Le premier conseil municipal avait eu lieu le 25 juin 1995, et celui-ci, le dernier, a lieu aujourd’hui le 23 février 2026. Le temps a passé vraiment vite. Finalement, 30 ans à l’échelle de l’histoire d’une ville, c’est rapide.
Je voudrais remercier toutes celles et tous ceux qui ont siégé depuis le début jusqu’à aujourd’hui. Merci pour leur soutien et leur aide. Ils auront partagé la fierté du travail accompli. Merci pour votre disponibilité aux uns et aux autres et votre assiduité aux réunions de commissions, aux sessions et lors des diverses et variées manifestations où nous devons représenter et incarner la ville.
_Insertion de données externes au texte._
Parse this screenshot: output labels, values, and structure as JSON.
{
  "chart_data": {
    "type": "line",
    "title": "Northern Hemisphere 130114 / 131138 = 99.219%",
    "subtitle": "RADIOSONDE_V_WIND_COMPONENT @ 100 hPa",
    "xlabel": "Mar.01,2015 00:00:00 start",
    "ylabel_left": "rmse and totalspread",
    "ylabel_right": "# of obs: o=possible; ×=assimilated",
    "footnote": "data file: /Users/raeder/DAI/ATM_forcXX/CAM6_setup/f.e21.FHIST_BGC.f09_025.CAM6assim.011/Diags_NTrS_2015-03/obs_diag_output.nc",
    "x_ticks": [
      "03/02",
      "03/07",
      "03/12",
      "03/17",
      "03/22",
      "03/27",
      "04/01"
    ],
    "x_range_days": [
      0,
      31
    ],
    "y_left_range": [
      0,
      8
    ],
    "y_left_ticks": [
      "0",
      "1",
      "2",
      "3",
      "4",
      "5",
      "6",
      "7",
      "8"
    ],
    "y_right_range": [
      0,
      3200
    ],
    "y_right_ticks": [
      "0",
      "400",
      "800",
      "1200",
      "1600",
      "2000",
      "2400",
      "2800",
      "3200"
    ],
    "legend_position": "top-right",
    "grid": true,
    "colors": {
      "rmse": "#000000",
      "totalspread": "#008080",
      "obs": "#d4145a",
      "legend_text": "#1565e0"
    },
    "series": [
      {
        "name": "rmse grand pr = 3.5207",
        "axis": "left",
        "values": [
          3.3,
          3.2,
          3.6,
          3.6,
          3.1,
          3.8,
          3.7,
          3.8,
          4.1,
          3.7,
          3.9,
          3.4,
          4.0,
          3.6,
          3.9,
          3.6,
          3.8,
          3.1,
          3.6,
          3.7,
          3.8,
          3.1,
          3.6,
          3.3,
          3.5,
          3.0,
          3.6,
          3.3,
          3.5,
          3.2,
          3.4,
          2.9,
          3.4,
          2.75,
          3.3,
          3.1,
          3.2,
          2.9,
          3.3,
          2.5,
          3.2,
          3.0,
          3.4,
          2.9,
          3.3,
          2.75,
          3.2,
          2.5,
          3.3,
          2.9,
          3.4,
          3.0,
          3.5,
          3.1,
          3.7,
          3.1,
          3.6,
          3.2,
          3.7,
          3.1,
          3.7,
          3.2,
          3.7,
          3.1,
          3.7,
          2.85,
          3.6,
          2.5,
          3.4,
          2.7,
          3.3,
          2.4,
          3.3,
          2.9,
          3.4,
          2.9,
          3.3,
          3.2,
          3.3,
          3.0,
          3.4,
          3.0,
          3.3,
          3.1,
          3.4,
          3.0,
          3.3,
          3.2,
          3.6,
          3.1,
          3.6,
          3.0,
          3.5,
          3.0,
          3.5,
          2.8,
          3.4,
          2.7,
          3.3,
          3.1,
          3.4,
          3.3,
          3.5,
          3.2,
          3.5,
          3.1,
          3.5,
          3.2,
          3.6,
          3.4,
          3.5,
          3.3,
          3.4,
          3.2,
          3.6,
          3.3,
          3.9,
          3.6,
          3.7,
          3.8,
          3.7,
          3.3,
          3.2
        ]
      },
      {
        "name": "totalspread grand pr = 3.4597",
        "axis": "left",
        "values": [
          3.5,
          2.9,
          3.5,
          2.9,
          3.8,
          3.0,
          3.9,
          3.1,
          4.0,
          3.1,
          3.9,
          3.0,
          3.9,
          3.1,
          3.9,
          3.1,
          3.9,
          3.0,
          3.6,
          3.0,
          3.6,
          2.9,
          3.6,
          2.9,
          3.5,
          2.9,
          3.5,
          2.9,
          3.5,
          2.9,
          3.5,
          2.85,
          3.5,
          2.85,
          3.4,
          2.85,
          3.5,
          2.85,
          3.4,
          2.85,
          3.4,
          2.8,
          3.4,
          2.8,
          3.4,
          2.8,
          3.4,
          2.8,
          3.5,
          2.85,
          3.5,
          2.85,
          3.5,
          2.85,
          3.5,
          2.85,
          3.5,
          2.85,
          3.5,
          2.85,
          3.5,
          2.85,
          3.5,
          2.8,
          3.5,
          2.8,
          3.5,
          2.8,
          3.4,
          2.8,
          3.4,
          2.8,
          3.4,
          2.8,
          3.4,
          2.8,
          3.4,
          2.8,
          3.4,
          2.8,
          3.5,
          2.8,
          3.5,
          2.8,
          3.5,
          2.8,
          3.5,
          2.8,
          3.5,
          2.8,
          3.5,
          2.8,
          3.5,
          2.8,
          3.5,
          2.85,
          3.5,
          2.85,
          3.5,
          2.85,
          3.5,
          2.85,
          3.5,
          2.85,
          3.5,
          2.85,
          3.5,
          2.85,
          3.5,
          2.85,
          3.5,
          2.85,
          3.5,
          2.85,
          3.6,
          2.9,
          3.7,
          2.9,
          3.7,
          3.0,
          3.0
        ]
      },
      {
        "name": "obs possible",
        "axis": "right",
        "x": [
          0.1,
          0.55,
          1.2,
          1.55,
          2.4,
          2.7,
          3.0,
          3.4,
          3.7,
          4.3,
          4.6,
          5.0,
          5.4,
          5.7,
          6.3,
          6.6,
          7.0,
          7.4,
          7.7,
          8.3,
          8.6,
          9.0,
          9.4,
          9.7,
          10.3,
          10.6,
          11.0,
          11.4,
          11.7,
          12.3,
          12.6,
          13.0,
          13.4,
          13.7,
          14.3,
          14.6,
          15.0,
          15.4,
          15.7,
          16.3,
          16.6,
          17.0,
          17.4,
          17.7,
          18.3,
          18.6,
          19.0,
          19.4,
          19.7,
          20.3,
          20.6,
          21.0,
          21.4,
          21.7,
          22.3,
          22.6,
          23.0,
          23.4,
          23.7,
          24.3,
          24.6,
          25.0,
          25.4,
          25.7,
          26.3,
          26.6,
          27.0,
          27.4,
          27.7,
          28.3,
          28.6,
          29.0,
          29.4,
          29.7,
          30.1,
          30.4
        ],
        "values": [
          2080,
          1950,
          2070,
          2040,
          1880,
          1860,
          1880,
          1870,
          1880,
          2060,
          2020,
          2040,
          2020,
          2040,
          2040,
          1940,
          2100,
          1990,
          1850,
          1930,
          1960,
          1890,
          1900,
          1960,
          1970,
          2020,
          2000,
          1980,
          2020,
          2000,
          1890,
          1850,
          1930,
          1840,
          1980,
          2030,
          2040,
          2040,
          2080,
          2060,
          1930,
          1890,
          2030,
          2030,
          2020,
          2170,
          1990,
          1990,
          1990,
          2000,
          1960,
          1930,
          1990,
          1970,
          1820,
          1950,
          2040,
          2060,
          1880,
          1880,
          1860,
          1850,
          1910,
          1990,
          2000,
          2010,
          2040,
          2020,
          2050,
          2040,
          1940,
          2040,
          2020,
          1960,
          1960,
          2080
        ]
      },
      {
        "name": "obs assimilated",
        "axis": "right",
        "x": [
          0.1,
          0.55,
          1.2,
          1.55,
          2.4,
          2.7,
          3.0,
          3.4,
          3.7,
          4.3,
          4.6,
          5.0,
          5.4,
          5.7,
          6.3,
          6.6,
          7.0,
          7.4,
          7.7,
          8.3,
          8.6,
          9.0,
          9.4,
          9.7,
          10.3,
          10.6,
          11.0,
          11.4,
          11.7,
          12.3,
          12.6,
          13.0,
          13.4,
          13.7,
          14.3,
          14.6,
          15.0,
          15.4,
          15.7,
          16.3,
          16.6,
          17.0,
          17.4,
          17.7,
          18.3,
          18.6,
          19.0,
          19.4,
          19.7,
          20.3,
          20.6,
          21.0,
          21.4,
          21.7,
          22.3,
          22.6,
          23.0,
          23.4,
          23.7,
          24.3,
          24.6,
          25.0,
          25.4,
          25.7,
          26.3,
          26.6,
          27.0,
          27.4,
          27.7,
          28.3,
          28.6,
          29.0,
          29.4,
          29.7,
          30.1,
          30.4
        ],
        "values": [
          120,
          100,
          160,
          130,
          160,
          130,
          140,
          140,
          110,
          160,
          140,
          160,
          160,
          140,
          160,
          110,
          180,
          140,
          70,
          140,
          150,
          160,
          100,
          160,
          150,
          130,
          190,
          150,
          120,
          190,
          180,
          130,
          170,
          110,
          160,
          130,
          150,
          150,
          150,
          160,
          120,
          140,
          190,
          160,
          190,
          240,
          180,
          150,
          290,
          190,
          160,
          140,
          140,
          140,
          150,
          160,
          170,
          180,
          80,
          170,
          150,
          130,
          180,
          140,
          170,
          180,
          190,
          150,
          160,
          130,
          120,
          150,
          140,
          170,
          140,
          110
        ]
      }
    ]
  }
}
Merci à nos collaboratrices et collaborateurs, que je ne vais pas tous citer. Ils ont été engagés jusqu’au bout. Ils ont souhaité les uns et les autres bien faire à travers un travail sérieux, méticuleux, là encore dans la proximité, l’écoute et la bonne entente.
Nous avons réussi, tous ensemble, élus, collaborateurs et employés, à créer une atmosphère d’entente, d’amitié certaines fois, qui permet aux uns et aux autres, de venir travailler de façon agréable, même avec plaisir, en sachant que nous oeuvrons tous pour l’intérêt général et pour toutes celles et tous ceux qui vivent ici à l’année et qui ont besoin que les élus, les collaborateurs et les employés forment une belle équipe, pour gagner les défis qui sont nombreux.
Nos collaborateurs ont permis de donner vie aux projets que nous avions. Je pense bien à eux. J’espère avoir le plaisir de les croiser de temps en temps. Je leur souhaite bonne chance pour l’avenir. Ils le méritent. Ils travaillent pour la collectivité et pour améliorer le57
quotidien de nos habitants. Il faut donc les respecter, les encourager et les aider dans leurs missions.
Enfin, merci à nos habitants pour leur fidélité pendant toutes ces années, et pour leur soutien indéfectible.
Et enfin, puisque nous partageons cette passion pour Honfleur que nous aimons, bonne chance à Honfleur. Qu’elle soit protégée comme elle l’a toujours été. »
Monsieur ALVAREZ, Premier Adjoint, demande à prendre la parole.
« Monsieur le Maire, cher Michel,
C’est avec beaucoup d’émotion que je prends la parole ce soir.
Prendre la parole pour te dire merci, merci avec un grand M.
Au nom de tous, merci de nous avoir fait confiance. Ce soir est un peu spécial, c’est ton dernier conseil municipal, après en avoir présidé entre 120 et 130. Cinq mandats, cela veut dire 31 budgets qui ont tous été adoptés, sans jamais se servir du « 49-3 ».
Et si on parlait des dossiers menés à leur terme : la plage, le jardin des personnalités, le jardin public, la Lieutenance, le Manoir du Désert, sans parler des voiries : rue Cachin, boulevard Charles V, rue Haute, rue Chaussée, route Emile Renouf, parking du centre et autres : je ne pourrais pas tous les citer.
Merci pour toutes ces années de travail passées avec toi, ainsi qu’avec tous les collègues adjoints, conseillers municipaux, y compris l’opposition.
Merci à tout le personnel administratif, à la police municipale, aux agents des greniers à sel …
Au nom de tous, l’on ne peut que te dire merci, et te souhaiter une bonne retraite et ce soir un joyeux anniversaire.
Merci Michel. »
Monsieur le Maire remercie Monsieur ALVAREZ et il lève la séance à 21 H 50.